I already know I’m really bad at multitasking. I'm pretty sure I got to the end of the test but then again, I think they were supposed to give me results.
I have a husband, two kids, and three dogs. Two birds. Couple turtles. A house that refuses to clean itself, that kind of thing. I figure someone with a really loose definition of multitasking might say that I practice it, but they’d be wrong. My personal method would be defined less as multitasking and more as starting a hundred and six different tasks, one right after the other, and then migrating from task to task. For days on end. It’s an aimless sort of process and doesn't save me any time, but it does create the illusion that I’m getting more done than I actually am.

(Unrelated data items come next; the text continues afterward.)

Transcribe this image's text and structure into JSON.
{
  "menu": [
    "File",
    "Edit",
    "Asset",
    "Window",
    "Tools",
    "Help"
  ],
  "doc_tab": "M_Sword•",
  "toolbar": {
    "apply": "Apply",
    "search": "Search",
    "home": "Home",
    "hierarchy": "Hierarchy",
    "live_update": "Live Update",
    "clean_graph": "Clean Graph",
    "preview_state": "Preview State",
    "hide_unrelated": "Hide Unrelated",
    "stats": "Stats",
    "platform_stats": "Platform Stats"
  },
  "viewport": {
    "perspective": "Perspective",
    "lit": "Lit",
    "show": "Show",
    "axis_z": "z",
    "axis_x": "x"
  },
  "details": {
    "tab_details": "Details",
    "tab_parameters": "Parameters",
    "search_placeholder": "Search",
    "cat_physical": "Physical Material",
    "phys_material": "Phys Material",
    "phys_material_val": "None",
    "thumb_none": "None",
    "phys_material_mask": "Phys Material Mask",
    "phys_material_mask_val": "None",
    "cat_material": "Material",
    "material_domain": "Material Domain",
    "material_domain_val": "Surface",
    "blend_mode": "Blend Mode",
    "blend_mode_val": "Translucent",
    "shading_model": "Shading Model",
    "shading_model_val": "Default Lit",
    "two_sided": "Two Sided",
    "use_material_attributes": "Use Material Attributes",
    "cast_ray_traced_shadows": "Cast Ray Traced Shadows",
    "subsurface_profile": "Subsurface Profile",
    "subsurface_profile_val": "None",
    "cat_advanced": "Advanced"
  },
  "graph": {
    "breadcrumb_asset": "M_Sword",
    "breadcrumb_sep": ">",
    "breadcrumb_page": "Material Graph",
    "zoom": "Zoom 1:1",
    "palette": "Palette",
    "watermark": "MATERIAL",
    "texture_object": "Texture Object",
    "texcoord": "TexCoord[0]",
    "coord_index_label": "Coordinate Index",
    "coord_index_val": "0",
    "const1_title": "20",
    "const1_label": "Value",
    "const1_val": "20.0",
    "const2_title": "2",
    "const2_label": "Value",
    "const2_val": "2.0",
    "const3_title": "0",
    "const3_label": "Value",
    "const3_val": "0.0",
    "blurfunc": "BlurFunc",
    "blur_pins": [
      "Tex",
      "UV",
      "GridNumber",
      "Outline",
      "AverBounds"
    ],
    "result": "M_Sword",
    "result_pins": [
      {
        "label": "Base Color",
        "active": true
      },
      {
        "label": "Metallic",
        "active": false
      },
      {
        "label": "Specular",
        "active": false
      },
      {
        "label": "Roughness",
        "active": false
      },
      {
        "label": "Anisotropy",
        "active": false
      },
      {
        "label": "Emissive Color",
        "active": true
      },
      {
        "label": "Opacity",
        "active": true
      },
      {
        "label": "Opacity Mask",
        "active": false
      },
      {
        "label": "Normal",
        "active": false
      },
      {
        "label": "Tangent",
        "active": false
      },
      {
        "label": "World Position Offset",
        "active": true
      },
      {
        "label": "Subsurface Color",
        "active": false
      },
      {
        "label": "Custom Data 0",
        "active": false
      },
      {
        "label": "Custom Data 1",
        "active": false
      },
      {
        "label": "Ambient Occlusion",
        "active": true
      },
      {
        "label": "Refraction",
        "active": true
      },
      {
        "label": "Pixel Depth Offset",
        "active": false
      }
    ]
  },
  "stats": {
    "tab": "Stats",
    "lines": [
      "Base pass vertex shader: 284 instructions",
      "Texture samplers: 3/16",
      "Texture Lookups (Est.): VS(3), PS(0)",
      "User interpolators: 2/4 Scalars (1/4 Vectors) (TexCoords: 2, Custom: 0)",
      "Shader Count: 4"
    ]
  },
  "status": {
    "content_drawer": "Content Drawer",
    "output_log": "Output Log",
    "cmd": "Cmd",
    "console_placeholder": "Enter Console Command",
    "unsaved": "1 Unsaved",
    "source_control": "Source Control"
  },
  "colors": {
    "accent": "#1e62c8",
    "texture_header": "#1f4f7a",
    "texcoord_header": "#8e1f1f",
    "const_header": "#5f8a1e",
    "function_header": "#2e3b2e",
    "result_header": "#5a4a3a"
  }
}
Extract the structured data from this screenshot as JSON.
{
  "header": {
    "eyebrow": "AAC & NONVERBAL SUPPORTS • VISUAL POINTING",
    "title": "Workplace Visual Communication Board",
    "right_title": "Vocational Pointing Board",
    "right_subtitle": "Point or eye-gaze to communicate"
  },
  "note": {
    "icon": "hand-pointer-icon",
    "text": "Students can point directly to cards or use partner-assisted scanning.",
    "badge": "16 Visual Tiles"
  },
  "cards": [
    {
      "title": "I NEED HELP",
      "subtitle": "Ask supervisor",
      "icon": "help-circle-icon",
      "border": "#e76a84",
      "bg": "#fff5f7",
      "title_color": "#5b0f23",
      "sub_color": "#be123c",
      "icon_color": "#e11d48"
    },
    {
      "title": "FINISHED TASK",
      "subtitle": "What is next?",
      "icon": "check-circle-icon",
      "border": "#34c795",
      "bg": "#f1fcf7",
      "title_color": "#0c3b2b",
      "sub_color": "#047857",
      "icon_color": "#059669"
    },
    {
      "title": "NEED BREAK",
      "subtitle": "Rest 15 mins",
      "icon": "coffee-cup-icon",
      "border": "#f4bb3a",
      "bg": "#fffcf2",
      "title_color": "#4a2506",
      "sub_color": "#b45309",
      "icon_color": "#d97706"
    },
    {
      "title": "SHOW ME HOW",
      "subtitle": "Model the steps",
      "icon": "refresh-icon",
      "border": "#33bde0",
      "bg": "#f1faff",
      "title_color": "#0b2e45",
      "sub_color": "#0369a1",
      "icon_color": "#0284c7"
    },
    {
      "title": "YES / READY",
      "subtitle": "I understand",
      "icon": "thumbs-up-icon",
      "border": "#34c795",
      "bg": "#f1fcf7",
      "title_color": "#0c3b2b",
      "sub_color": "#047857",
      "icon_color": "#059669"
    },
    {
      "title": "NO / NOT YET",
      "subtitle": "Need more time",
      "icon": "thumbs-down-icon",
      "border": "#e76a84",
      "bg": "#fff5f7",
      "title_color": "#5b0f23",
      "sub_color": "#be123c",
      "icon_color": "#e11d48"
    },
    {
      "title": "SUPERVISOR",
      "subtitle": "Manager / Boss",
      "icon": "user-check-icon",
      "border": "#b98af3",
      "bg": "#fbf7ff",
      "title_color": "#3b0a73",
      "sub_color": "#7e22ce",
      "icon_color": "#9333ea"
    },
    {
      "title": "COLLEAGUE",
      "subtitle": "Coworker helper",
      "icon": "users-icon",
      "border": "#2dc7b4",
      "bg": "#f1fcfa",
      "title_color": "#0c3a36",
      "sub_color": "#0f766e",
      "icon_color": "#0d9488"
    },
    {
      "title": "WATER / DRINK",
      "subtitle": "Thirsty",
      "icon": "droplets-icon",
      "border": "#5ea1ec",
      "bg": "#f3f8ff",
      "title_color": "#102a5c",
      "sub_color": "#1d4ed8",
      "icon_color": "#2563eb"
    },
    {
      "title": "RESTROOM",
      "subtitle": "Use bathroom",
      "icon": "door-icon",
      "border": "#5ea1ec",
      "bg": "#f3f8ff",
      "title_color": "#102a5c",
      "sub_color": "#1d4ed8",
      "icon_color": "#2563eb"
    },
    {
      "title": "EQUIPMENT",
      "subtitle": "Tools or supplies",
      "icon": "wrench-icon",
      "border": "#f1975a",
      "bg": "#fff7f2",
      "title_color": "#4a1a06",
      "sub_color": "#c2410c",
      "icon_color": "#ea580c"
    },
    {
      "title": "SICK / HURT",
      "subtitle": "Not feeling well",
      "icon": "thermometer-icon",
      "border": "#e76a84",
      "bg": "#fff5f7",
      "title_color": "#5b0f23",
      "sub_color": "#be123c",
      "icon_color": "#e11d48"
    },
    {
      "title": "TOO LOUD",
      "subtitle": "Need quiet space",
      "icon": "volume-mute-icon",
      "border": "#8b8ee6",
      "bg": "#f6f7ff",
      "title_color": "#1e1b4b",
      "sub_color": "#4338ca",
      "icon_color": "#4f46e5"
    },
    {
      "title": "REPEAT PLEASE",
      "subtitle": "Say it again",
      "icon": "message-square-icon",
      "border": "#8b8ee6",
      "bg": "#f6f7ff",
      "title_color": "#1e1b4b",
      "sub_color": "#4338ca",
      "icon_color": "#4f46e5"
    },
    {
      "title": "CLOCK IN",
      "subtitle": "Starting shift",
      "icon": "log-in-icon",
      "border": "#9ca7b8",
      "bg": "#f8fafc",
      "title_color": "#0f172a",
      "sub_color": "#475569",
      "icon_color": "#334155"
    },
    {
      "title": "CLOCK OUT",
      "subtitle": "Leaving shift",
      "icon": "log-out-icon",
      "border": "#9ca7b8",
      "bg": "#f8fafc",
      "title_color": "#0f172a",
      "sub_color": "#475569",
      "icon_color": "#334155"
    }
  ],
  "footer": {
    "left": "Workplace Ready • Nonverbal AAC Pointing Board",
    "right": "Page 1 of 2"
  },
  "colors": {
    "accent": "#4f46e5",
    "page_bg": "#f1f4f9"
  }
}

If that New York Times article on faking it is any indication, that 2% statistic is not a misprint. For the most part, we humans like to save time and cognitive resources by relying on our automatic responses. Hey, it serves us well most of the time.
I’m no supertasker by any stretch of the imagination, but I probably do fit Hemp’s description of the information addict. Addict is such a strong word, though. I really prefer the more informal "information junkie".
In my experience, most EMAC people are information junkies. We’re the Internet curators and fact checkers and social media managers. Information collectors and dispersers.
In a class I took a couple years ago, some fellow students conducted a sort of mini-study on the sharing of misinformation. They surveyed students in the ATEC, JSOM, and SU buildings and found that most respondents had at some point shared information that was later proven incorrect. Their responses went something like, "We never imagined it wouldn't be true, and anyway, who cares?"
EMAC students were the exception. To us, that sort of gaffe is practically criminal. Our battle cry is, "Hang on, I'll look that up!" We know the information is there for the taking. We can't even help ourselves.
If we’re experiencing information overload, the situation must be truly dire.
We’re all full-fledged participants in what social media scholar danah boyd calls the ‘always-on lifestyle’. When asked how many hours a day she spends online, boyd can’t come up with a number because she reaches a stumbling block immediately: What exactly counts as online?
Count up the hours you sleep, she suggests, and add them in with the time you spend in the shower. Hmm, do you scroll through Facebook when you can’t sleep? Tweet from the dinner table? Would those be ‘on’ times, then?
Our environment is complex. It’s twisty and elaborate and hurls us piles of data nonstop. Adding more on top of that was bound to throw a kink or two our way.
Being connected to the network constantly has changed the way we do a lot of things. According to the research we’ve seen, print news isn't stumbling along on its last legs yet, but the Internet has still markedly changed the way we consume news.
Pentina and Tarafdar's study on social media’s role in news consumption found evidence that information overload doesn’t necessarily dictate that people actually consume it.
As the Times article has already pointed out, we decipher bits and pieces and pick up summaries and memes and others’ remarks. These bits and pieces can provide us with enough about a given subject that once we've internalized them, we start to wonder where the wisdom is in gathering knowledge for ourselves.
We're basically a society of skimmers. At the very least, the gist of anything is all we really need to get by.